Looking for a conceptual framework to use as a platform for speculating about the future of office spaces, the Industrial Design Studio JD-E in Mexico commissioned our local Reach partner Studio José de la O to do design research. They visited current open office environments, looked at technological trends, interviewed several stakeholders in the field and did lots of desk research. The results generated a number of forecast that could work as an starting point in generating different design briefs. Two toolkits were designed in order to use all the concepts and forecasts. One is a ‘randomizer’ card game, and the second is a dart game.

In addition to this project, WeWork – a company that started in New York and is now popular for creating beautiful coworking spaces around the world – asked Studio José de la O to re-interpret their concept for the Mexican user, before they opened the first Mexican coworking Space. Researching Mexican popular culture, craft and aesthetics, they created guidelines of how any mexican entrepreneur could feel ‘right at home’ on any potential environment. This research resulted ina series of digital and silkscreen prints, using phrases taken from Mexican culture to bring a positive and motivational message all over their working spaces.

Culture change and subjective boundaries in organisations in Canada

Our Canadian Reach partner Big Human worked on various projects related to culture change and building subjective boundaries within working environments. The first step towards cultural change is recognising the social dimensions that wish to defeat change in organisations. Introducing non-violent communication and using imitation in advance of explaining casts no blame on the actors who take up change. As to building subjective boundaries in the work environment, Big Human constructed a design research kit that mines a subject with new boundaries.

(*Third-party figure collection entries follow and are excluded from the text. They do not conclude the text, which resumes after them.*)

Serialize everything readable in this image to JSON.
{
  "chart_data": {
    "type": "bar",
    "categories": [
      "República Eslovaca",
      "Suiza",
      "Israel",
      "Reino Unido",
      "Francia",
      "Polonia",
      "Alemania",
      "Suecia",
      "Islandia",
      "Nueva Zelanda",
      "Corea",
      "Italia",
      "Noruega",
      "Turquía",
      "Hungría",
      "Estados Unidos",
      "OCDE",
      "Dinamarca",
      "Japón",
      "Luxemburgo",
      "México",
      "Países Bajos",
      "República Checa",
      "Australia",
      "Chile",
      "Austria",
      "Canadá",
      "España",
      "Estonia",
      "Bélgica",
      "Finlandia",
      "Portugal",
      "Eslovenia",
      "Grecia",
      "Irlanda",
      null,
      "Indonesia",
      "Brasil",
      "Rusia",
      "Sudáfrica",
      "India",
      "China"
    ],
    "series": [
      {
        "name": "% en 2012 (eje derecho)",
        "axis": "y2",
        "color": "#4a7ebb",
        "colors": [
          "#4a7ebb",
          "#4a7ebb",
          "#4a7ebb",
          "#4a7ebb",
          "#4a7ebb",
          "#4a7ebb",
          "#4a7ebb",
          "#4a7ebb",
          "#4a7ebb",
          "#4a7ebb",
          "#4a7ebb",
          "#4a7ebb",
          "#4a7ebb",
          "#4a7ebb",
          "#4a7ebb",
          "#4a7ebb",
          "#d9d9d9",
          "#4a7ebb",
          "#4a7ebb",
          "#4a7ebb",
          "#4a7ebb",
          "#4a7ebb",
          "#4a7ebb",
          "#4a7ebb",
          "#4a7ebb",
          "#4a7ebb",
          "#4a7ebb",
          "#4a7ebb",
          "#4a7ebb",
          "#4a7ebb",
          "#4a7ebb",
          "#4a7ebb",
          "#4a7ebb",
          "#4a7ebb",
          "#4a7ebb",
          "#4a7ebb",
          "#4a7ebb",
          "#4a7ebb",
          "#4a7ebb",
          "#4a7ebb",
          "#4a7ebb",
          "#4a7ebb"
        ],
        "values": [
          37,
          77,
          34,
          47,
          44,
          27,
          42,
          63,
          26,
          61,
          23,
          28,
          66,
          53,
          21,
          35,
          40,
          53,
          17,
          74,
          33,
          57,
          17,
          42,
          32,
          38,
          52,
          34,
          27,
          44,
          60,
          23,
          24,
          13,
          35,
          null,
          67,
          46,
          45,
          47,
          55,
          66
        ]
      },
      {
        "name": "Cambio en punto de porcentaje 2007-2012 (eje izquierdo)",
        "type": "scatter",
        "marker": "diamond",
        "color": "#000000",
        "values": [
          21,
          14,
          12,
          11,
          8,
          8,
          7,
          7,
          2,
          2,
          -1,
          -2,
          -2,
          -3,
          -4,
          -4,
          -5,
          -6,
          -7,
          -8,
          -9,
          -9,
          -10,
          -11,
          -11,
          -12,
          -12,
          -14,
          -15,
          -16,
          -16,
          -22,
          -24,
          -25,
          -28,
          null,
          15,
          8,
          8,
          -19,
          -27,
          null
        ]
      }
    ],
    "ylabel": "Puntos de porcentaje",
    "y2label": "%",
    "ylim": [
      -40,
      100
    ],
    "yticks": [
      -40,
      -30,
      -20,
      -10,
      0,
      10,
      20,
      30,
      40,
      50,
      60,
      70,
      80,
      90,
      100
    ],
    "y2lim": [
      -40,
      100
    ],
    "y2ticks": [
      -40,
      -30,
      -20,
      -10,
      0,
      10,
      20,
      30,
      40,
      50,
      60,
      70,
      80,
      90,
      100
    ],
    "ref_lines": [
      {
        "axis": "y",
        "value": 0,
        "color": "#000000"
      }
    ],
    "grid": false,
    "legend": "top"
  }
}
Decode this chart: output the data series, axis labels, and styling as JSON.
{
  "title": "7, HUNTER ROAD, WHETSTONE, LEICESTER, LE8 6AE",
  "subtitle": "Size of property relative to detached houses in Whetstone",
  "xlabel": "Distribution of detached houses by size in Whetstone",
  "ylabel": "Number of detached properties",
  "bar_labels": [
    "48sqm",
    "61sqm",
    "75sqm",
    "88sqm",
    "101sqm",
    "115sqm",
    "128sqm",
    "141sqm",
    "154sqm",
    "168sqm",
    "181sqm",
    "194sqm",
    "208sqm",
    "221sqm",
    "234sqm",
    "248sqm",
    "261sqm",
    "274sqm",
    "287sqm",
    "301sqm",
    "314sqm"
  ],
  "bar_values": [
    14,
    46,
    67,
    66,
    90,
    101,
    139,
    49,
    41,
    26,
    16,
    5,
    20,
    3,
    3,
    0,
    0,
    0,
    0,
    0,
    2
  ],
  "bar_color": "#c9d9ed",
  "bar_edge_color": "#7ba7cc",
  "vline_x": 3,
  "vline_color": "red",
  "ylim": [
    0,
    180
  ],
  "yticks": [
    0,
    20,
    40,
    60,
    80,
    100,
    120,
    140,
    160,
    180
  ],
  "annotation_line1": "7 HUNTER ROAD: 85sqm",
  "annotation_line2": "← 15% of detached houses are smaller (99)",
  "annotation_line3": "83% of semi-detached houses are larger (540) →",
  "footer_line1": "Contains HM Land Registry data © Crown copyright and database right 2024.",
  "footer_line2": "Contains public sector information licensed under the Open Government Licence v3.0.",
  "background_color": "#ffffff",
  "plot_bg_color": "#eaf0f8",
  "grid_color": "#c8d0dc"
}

Guiding the strategic innovation journey for a Japanese corporation

A large multinational supplier for the automotive industry wanted to develop its way of developing new ambitious propositions for the future. Working with multi-disciplinary teams from their offices around the world (Asia, US and Europe), they were looking to inform their innovation journey with both the analysis of the emerging future trends and new, more disruptive directions beyond their current business domains. A striking request, since it is rather common in the automotive industry that innovation practices are mainly technology-driven. Reach partner Summ( )n developed a bespoke program for this ‘innovation journey’, spanning a period of 4 month that included 3 intense and collaborative multi-day summits, delivered in partnership with STBY. This innovation  journey included a number of connected steps: joint exploration of possible future developments, in the client’s own industry and beyond; generation of new ideas and concepts that anticipate these future developments, both short and long-term; further elaboration and articulation of these ideas, including their presentations and assessments.